ARLINGTON, Va. - The Department of the Navy (DoN) wants to collaborate with innovative small businesses to deliver advanced technology that will sustain and modernize existing ships, aircraft and ground vehicles.
To solicit a wide variety of small business partners, the DoN Small Business Innovation Research (SBIR) and Small Business Technology Transfer (STTR) programs - both located at the Office of Naval Research (ONR)—have announced expanded funding opportunities through a Broad Agency Announcement (BAA). BAAs are requests for scientific or research proposals.
The new BAA, titled 20.1/20.A, closes on Feb. 12. It offers more than $250 million in funding opportunities and spans 112 research topic areas where the Navy wants to focus more resources.
“The Navy is seeking new tools, solutions and processes to address a variety of naval challenges,” said Navy SBIR/STTR Director Bob Smith. “Through this BAA, we can identify groundbreaking technological advances, develop them further and integrate them to advance our warfighting capabilities.”
BAA 20.1/20.A is part of a broader effort by the SBIR/STTR programs to make it easier for small businesses to work with the Navy and Marine Corps. This includes streamlined proposal requirements, evaluation, selection and payment processes that are 60 percent faster than before.
Topics in BAA 20.1/20.A span four main categories:
—SBIR/STTR: SBIR provides the Navy and Marine Corps with innovative advances in technology created by small businesses—while STTR transitions products developed by both small businesses and research institutions. BAA 20.1/20.A provides entry points for both innovative start-ups and mature small businesses to deliver defined new capabilities.

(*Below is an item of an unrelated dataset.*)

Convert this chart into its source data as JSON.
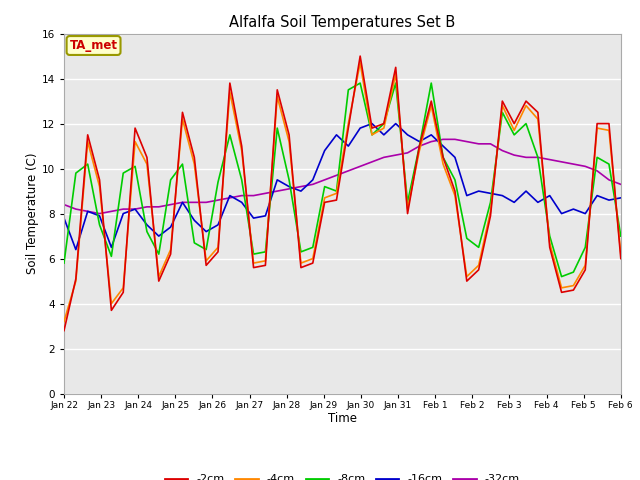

—Accelerated Delivery and Acquisition of Prototype Technologies (ADAPT): The purpose of ADAPT is to engage small business to quickly address DoN high-priority challenges in high-impact areas for the naval community. Such technologies often have dual-use applications in the commercial sector. ADAPT currently seeks concepts involving unmanned systems and sustainment and modernization of existing naval assets. Selected companies will be able to participate in H4XLabs Business Accelerators, which are incubation laboratories centered on particular naval interests.
—Direct to Phase II: Phase II is the technology-demonstration stage, during which prototypes are built and tested. This is an opportunity for small businesses with already-developed concepts for workable prototypes—or designs that demonstrate feasibility. Specifically, the Navy is seeking development of compact, engine-driven power-generation systems for vehicles.

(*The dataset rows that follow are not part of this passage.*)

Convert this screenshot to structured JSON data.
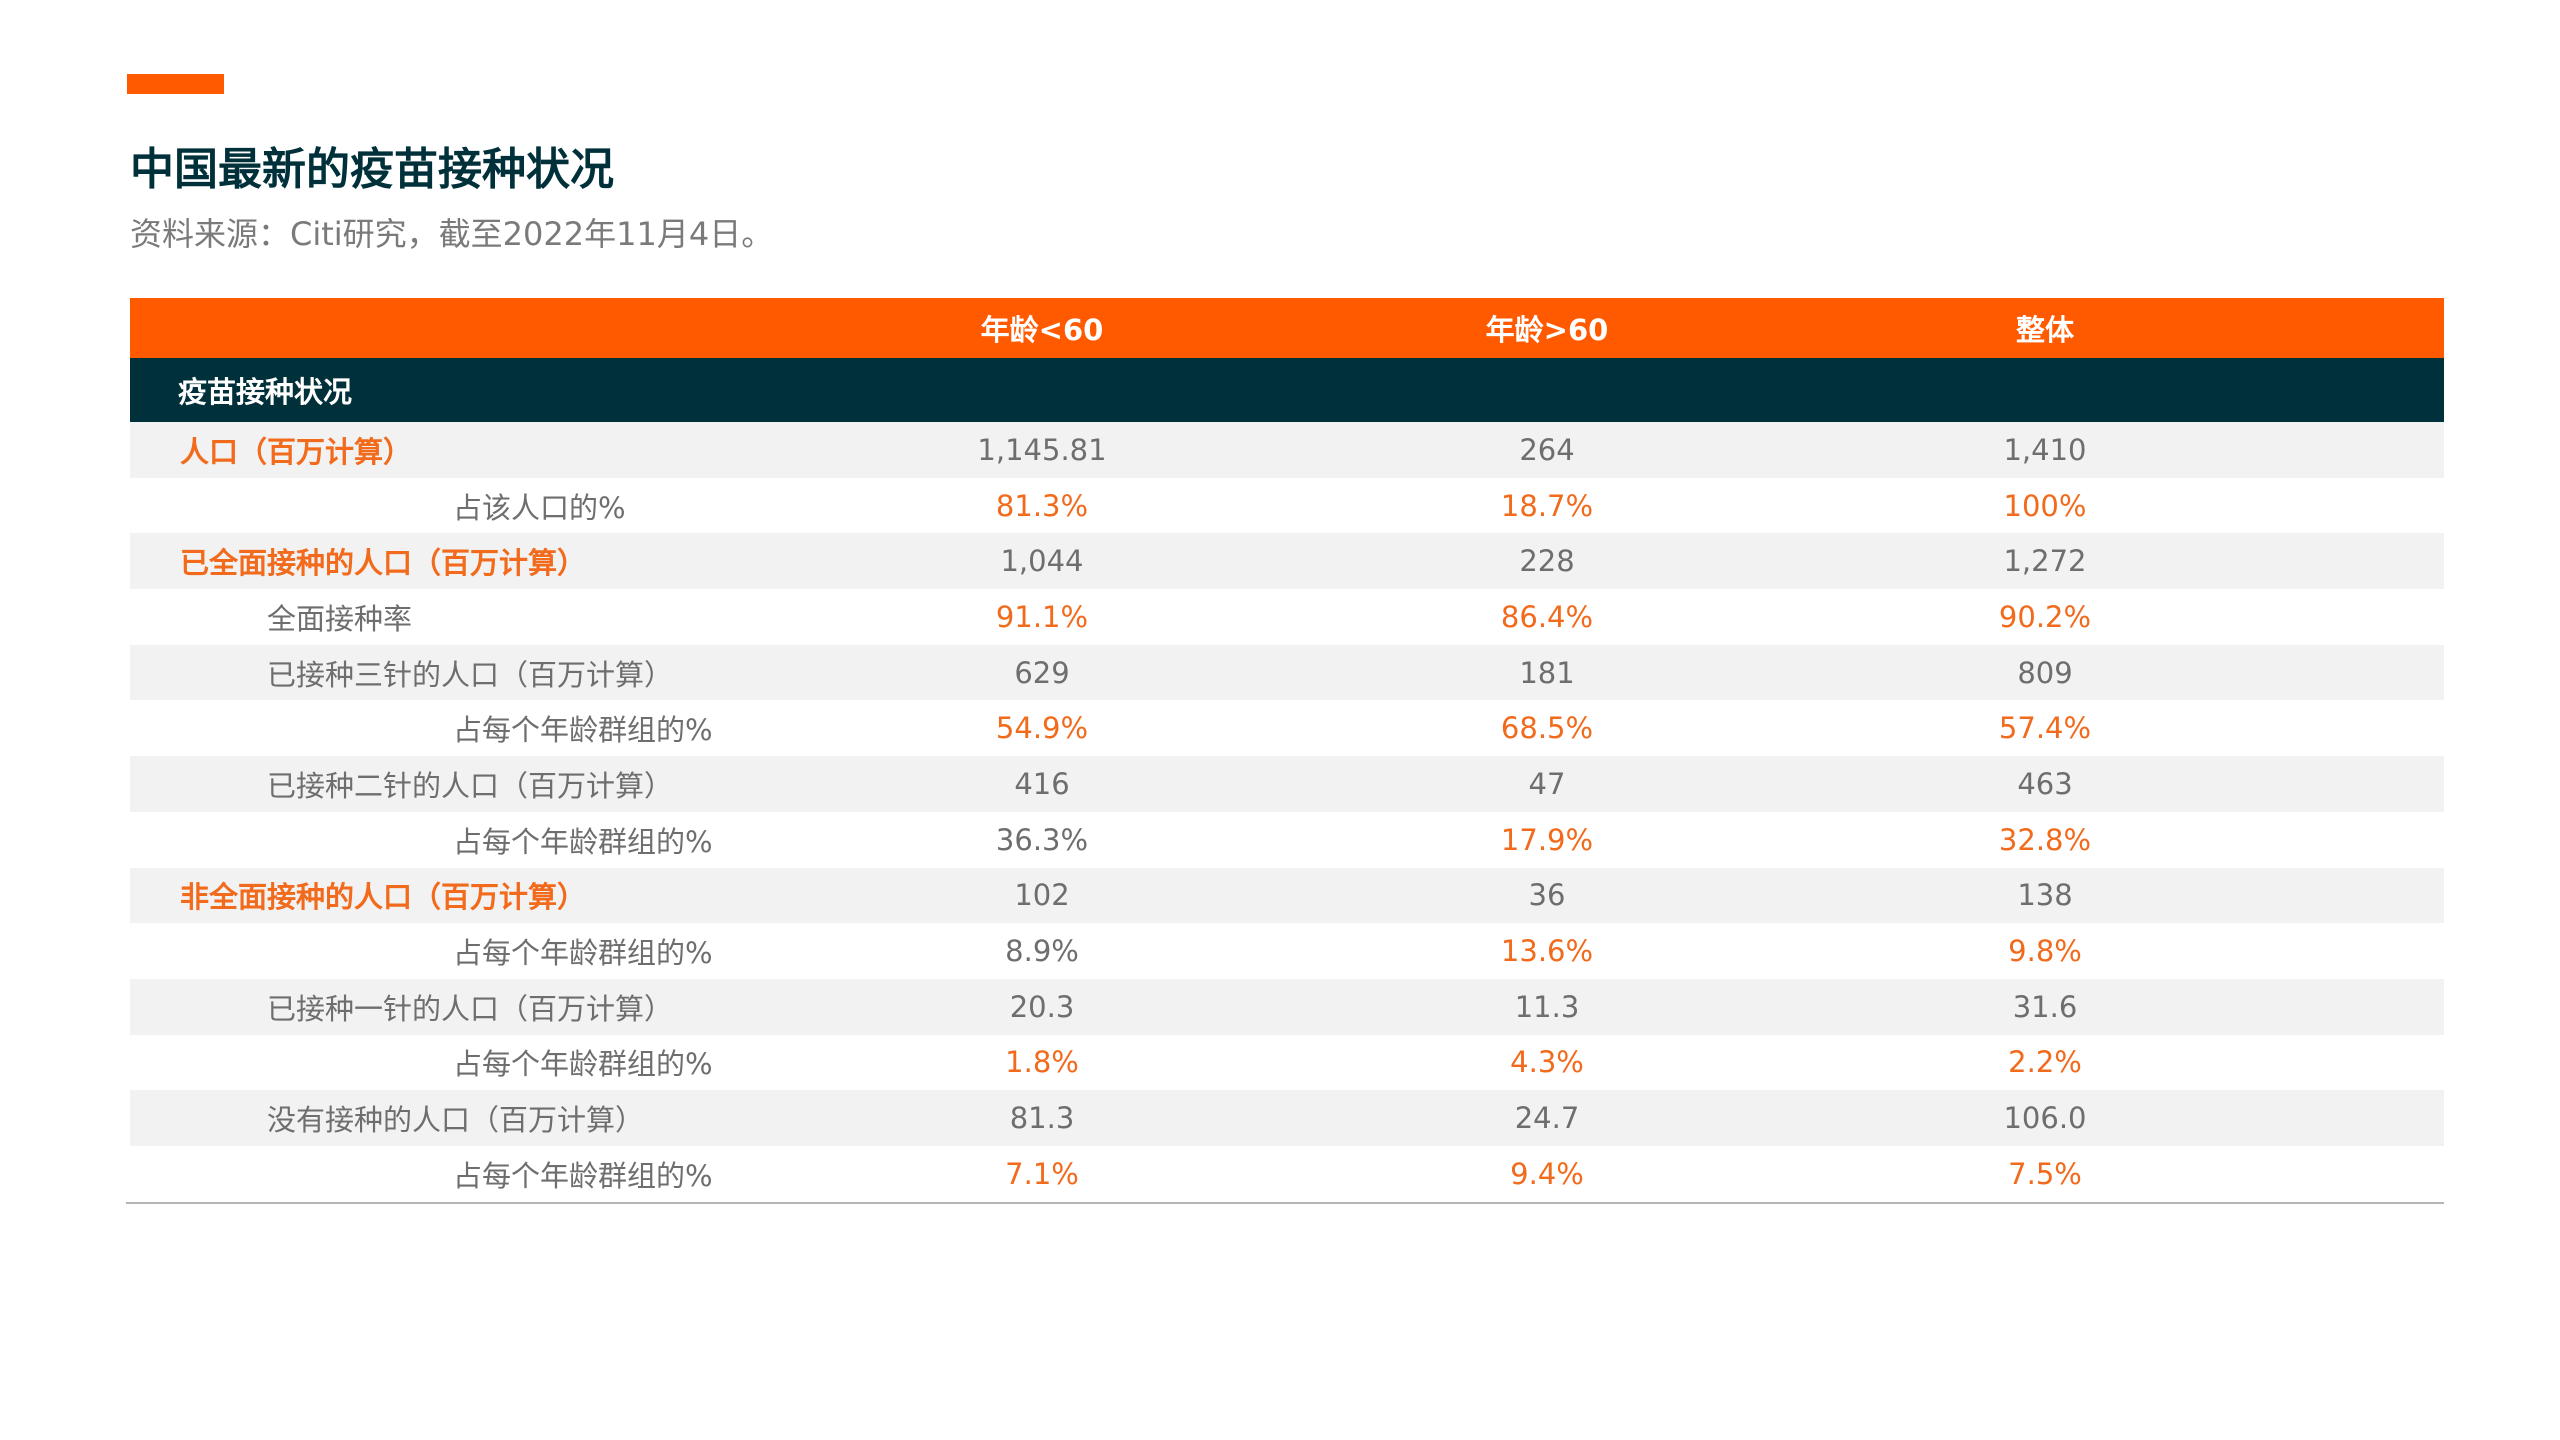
{
  "title": "中国最新的疫苗接种状况",
  "subtitle": "资料来源：Citi研究，截至2022年11月4日。",
  "colors": {
    "accent": "#ff5a00",
    "header_bg": "#ff5a00",
    "section_bg": "#00303a",
    "highlight_text": "#f26a1b",
    "normal_text": "#6e6e6e",
    "row_shade": "#f2f2f2"
  },
  "chart_data": {
    "type": "table",
    "title": "中国最新的疫苗接种状况",
    "subtitle": "资料来源：Citi研究，截至2022年11月4日。",
    "columns": [
      "年龄<60",
      "年龄>60",
      "整体"
    ],
    "section": "疫苗接种状况",
    "rows": [
      {
        "label": "人口（百万计算）",
        "level": 0,
        "emphasis": true,
        "values": [
          "1,145.81",
          "264",
          "1,410"
        ],
        "highlight": [
          false,
          false,
          false
        ]
      },
      {
        "label": "占该人口的%",
        "level": 2,
        "emphasis": false,
        "values": [
          "81.3%",
          "18.7%",
          "100%"
        ],
        "highlight": [
          true,
          true,
          true
        ]
      },
      {
        "label": "已全面接种的人口（百万计算）",
        "level": 0,
        "emphasis": true,
        "values": [
          "1,044",
          "228",
          "1,272"
        ],
        "highlight": [
          false,
          false,
          false
        ]
      },
      {
        "label": "全面接种率",
        "level": 1,
        "emphasis": false,
        "values": [
          "91.1%",
          "86.4%",
          "90.2%"
        ],
        "highlight": [
          true,
          true,
          true
        ]
      },
      {
        "label": "已接种三针的人口（百万计算）",
        "level": 1,
        "emphasis": false,
        "values": [
          "629",
          "181",
          "809"
        ],
        "highlight": [
          false,
          false,
          false
        ]
      },
      {
        "label": "占每个年龄群组的%",
        "level": 2,
        "emphasis": false,
        "values": [
          "54.9%",
          "68.5%",
          "57.4%"
        ],
        "highlight": [
          true,
          true,
          true
        ]
      },
      {
        "label": "已接种二针的人口（百万计算）",
        "level": 1,
        "emphasis": false,
        "values": [
          "416",
          "47",
          "463"
        ],
        "highlight": [
          false,
          false,
          false
        ]
      },
      {
        "label": "占每个年龄群组的%",
        "level": 2,
        "emphasis": false,
        "values": [
          "36.3%",
          "17.9%",
          "32.8%"
        ],
        "highlight": [
          false,
          true,
          true
        ]
      },
      {
        "label": "非全面接种的人口（百万计算）",
        "level": 0,
        "emphasis": true,
        "values": [
          "102",
          "36",
          "138"
        ],
        "highlight": [
          false,
          false,
          false
        ]
      },
      {
        "label": "占每个年龄群组的%",
        "level": 2,
        "emphasis": false,
        "values": [
          "8.9%",
          "13.6%",
          "9.8%"
        ],
        "highlight": [
          false,
          true,
          true
        ]
      },
      {
        "label": "已接种一针的人口（百万计算）",
        "level": 1,
        "emphasis": false,
        "values": [
          "20.3",
          "11.3",
          "31.6"
        ],
        "highlight": [
          false,
          false,
          false
        ]
      },
      {
        "label": "占每个年龄群组的%",
        "level": 2,
        "emphasis": false,
        "values": [
          "1.8%",
          "4.3%",
          "2.2%"
        ],
        "highlight": [
          true,
          true,
          true
        ]
      },
      {
        "label": "没有接种的人口（百万计算）",
        "level": 1,
        "emphasis": false,
        "values": [
          "81.3",
          "24.7",
          "106.0"
        ],
        "highlight": [
          false,
          false,
          false
        ]
      },
      {
        "label": "占每个年龄群组的%",
        "level": 2,
        "emphasis": false,
        "values": [
          "7.1%",
          "9.4%",
          "7.5%"
        ],
        "highlight": [
          true,
          true,
          true
        ]
      }
    ]
  }
}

—Navy-Air Force Joint Special Topic: To ensure greater opportunities for small businesses, the Navy is working with the Air Force in an open topic call for “innovative, defense-related, dual-use technology” to improve warfighter mental health and well-being.
In addition to expanding BAAs like 20.1/20.A, the Navy SBIR/STTR programs also look to strengthen new approaches, such as serving as technology enablers for the Naval Expeditions (NavalX) Agility Office—created by the Hon. James Geurts, assistant secretary of the Navy for Research, Development and Acquisition.
NavalX gives Sailors, Marines and DoN civilians tools to put ideas into action. This enables naval organizations like ONR and SBIR/STTR to better connect warfighters with experts and small businesses to cultivate good ideas.
One product of this partnership is onsite SBIR/STTR expertise at NavalX’s six Tech Bridges. At these regional innovation hubs, warfare centers, government, academia and industry can work together on technology research, evaluation and commercialization—as well as economic and workforce development.